Вошла Анна Васильевна, шумно обрадовалась Андрею и сказала, что Маше нельзя мешать. Он еще некоторое время смотрел на Машу, но та откинулась на спинку стула, даже спрятала руки за спиной. Андрей вышел вслед за хозяйкой.
Маша знала, что она недолго останется в новом доме, но дальнейшее уже не заботило ее. Елизавета Дмитриевна сказала, что летом будет работа в клубе за городом. Только бы еще продержаться месяц-полтора.
И от Битюгова пришла помощь: написал, что может выслать Маше аттестат, поскольку Ольга Петровна в нем больше не нуждается.
Маша не испугалась: она знала о Битюговых, но, как и четыре года назад, не могла решить, кто из них прав. Конечно, она откажется от аттестата, но почему бы ей опять не переселиться в комнату Битюгова…
Тут вмешалась Поля:
— Опять в эту могилу? Ни за что. Будешь жить у меня. — И не допускала никаких возражений. — Во-первых, у нас в садике ищут пианистку. Гимнастика там и пение.
— Спасибо тебе, Полина. Но упражняться…
— В клубе, — сказала Поля.
— В каком клубе?
— Железнодорожников. Там днем пусто. Я уже говорила. Она сказала: хорошо.
Она — это значило имеющая власть директорша или другая.
— Да ты что — знакома с ней?
— Теперь уже знакома. Пойдем, и увидишь. — Она пыталась объяснить происшедшее: — Если бы я за себя просила, может, не получилось бы. А то — за другого.
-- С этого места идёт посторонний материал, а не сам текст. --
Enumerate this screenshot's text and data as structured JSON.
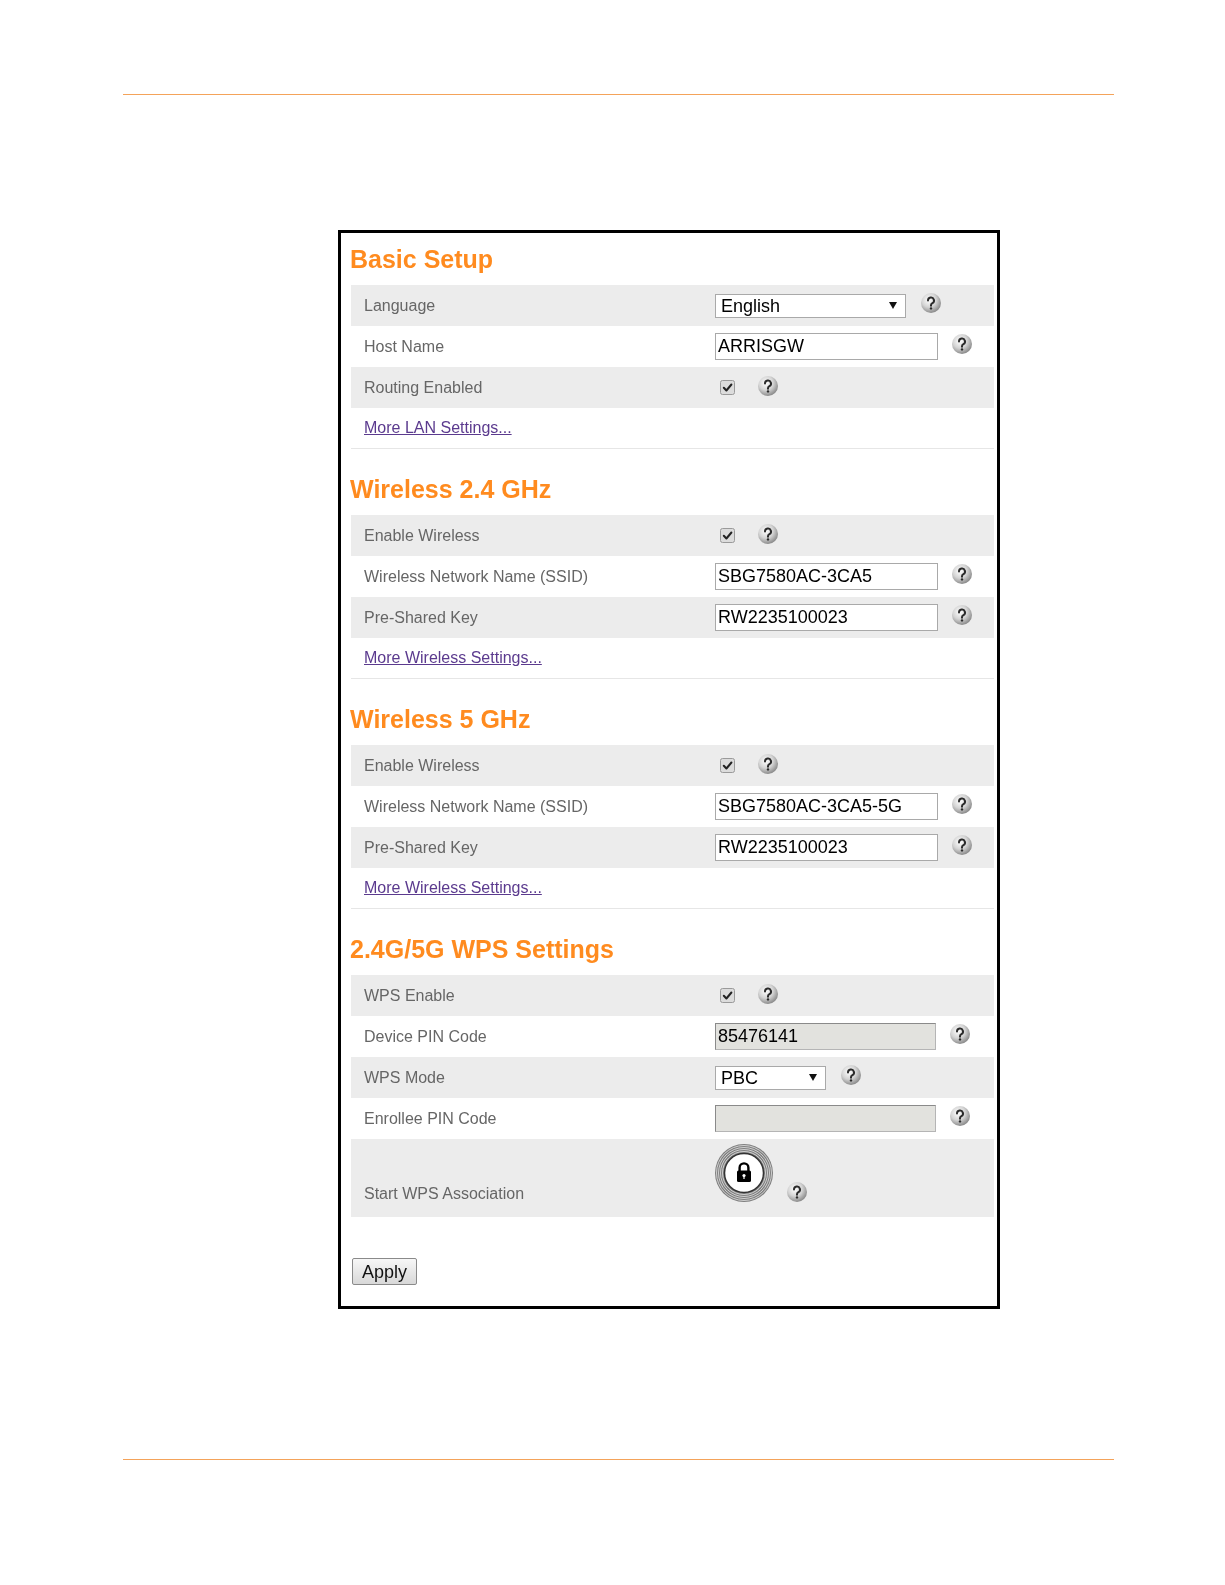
{
  "sections": [
    {
      "title": "Basic Setup",
      "rows": [
        {
          "kind": "select",
          "label": "Language",
          "value": "English",
          "disabled": false
        },
        {
          "kind": "text",
          "label": "Host Name",
          "value": "ARRISGW",
          "disabled": false
        },
        {
          "kind": "checkbox",
          "label": "Routing Enabled",
          "checked": true,
          "disabled": false
        }
      ],
      "link": "More LAN Settings..."
    },
    {
      "title": "Wireless 2.4 GHz",
      "rows": [
        {
          "kind": "checkbox",
          "label": "Enable Wireless",
          "checked": true,
          "disabled": false
        },
        {
          "kind": "text",
          "label": "Wireless Network Name (SSID)",
          "value": "SBG7580AC-3CA5",
          "disabled": false
        },
        {
          "kind": "text",
          "label": "Pre-Shared Key",
          "value": "RW2235100023",
          "disabled": false
        }
      ],
      "link": "More Wireless Settings..."
    },
    {
      "title": "Wireless 5 GHz",
      "rows": [
        {
          "kind": "checkbox",
          "label": "Enable Wireless",
          "checked": true,
          "disabled": false
        },
        {
          "kind": "text",
          "label": "Wireless Network Name (SSID)",
          "value": "SBG7580AC-3CA5-5G",
          "disabled": false
        },
        {
          "kind": "text",
          "label": "Pre-Shared Key",
          "value": "RW2235100023",
          "disabled": false
        }
      ],
      "link": "More Wireless Settings..."
    },
    {
      "title": "2.4G/5G WPS Settings",
      "rows": [
        {
          "kind": "checkbox",
          "label": "WPS Enable",
          "checked": true,
          "disabled": false
        },
        {
          "kind": "text",
          "label": "Device PIN Code",
          "value": "85476141",
          "disabled": true
        },
        {
          "kind": "select",
          "label": "WPS Mode",
          "value": "PBC",
          "disabled": false
        },
        {
          "kind": "text",
          "label": "Enrollee PIN Code",
          "disabled": true
        },
        {
          "kind": "push_button",
          "label": "Start WPS Association",
          "disabled": false
        }
      ]
    }
  ],
  "apply_button": "Apply"
}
И снова приходил Андрей, и видно было, что по своему желанию. На этот раз Маша играла.
А разговор был такой. Андрей спросил, как она узнала про обсуждение.
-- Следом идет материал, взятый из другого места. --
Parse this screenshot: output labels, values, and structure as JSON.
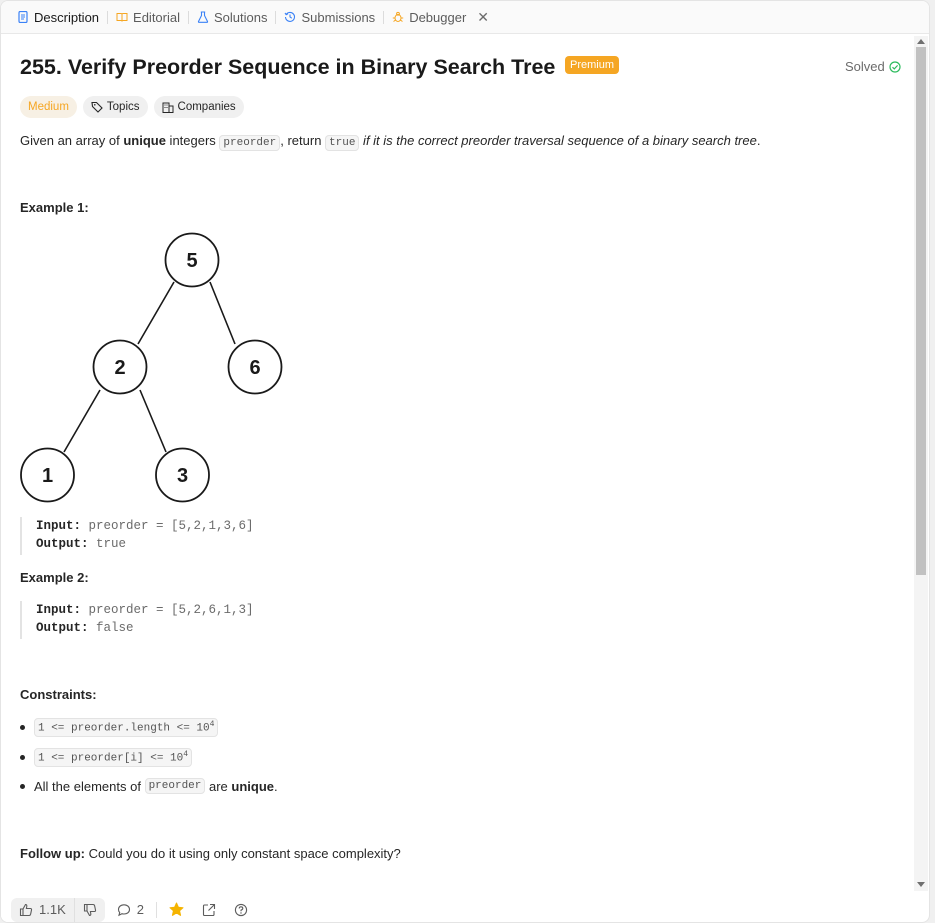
{
  "tabs": [
    {
      "label": "Description",
      "icon": "description-icon"
    },
    {
      "label": "Editorial",
      "icon": "book-icon"
    },
    {
      "label": "Solutions",
      "icon": "flask-icon"
    },
    {
      "label": "Submissions",
      "icon": "history-icon"
    },
    {
      "label": "Debugger",
      "icon": "bug-icon"
    }
  ],
  "problem": {
    "title": "255. Verify Preorder Sequence in Binary Search Tree",
    "premium_badge": "Premium",
    "status": "Solved",
    "difficulty": "Medium",
    "topics_label": "Topics",
    "companies_label": "Companies",
    "desc_part1": "Given an array of ",
    "desc_bold": "unique",
    "desc_part2": " integers ",
    "desc_code1": "preorder",
    "desc_part3": ", return ",
    "desc_code2": "true",
    "desc_italic": " if it is the correct preorder traversal sequence of a binary search tree",
    "desc_end": "."
  },
  "example1": {
    "heading": "Example 1:",
    "tree_nodes": [
      "5",
      "2",
      "6",
      "1",
      "3"
    ],
    "input_label": "Input:",
    "input_value": " preorder = [5,2,1,3,6]",
    "output_label": "Output:",
    "output_value": " true"
  },
  "example2": {
    "heading": "Example 2:",
    "input_label": "Input:",
    "input_value": " preorder = [5,2,6,1,3]",
    "output_label": "Output:",
    "output_value": " false"
  },
  "constraints": {
    "heading": "Constraints:",
    "c1_code": "1 <= preorder.length <= 10",
    "c1_sup": "4",
    "c2_code": "1 <= preorder[i] <= 10",
    "c2_sup": "4",
    "c3_part1": "All the elements of ",
    "c3_code": "preorder",
    "c3_part2": " are ",
    "c3_bold": "unique",
    "c3_end": "."
  },
  "followup": {
    "label": "Follow up:",
    "text": " Could you do it using only constant space complexity?"
  },
  "bottom": {
    "likes": "1.1K",
    "comments": "2"
  },
  "colors": {
    "premium": "#f5a623",
    "medium": "#f5a623",
    "solved": "#2cbb5d",
    "favorite": "#f5b400",
    "description_icon": "#3b82f6"
  }
}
— Зашла в училище и спросила.
Он не мог не оценить такую прямоту.
— Тогда скажи: тебе тоже не понравилось? Впрочем, ты сидела далеко.
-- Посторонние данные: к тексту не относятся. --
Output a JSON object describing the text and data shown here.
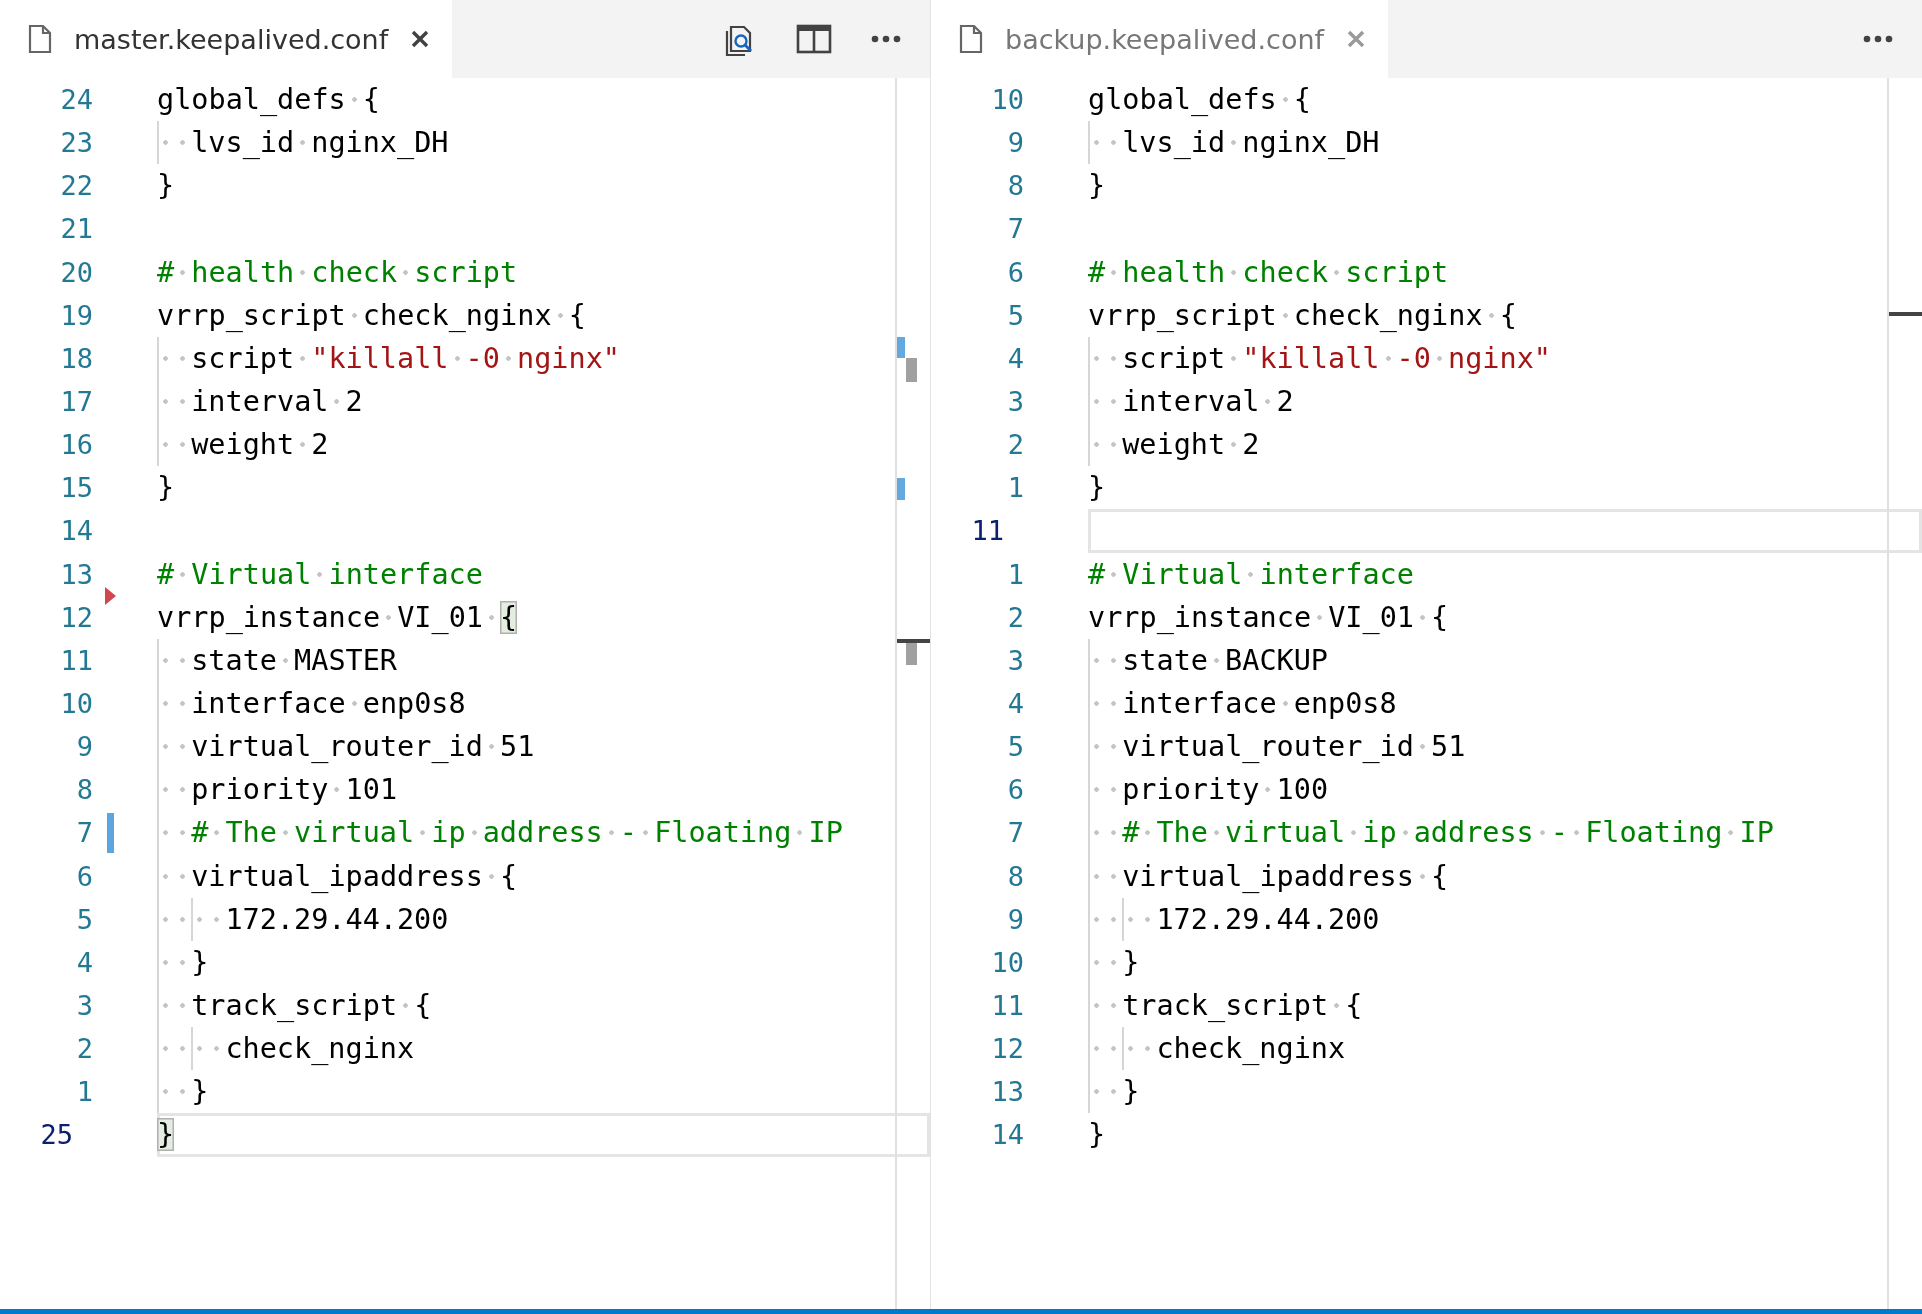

Она жалела его тогда, и осуждала его противников, и страшилась за его судьбу. Она ушла оттуда в слезах. Но и с ним согласиться не могла.
— Я видела, — сказала она все с той же прямотой. — Мне не понравилось. Но — не тоже.
— Понимаю. Но почему? Разве Бетховен не такой?
— Он может быть таким. Но ты не должен был это показывать.
— Почему?
— Мне кажется, — она запнулась, — что это черновик.
— Черновик? — В голосе Андрея послышалась обида.
— Да. Не твой черновик. Его.
— Постой, я, кажется, понимаю.
— Я где-то читала, что человек не сразу становится, ну… человеком. Он сам да и жизнь его доделывают. А до того он черновик.
— Мы все такие, — сказал Андрей. — Значит ли это, что никого нельзя изображать в росте, в движении? Только самых законченных? Да и бывают ли такие?
— Бетховен — не то, что мы все. Он для нас пример, идеал.
— Он всю жизнь менялся, я уверен.
— Но он стремился к совершенству. И достиг этого. А если были ошибки, ты не должен этого касаться… раз он их преодолел.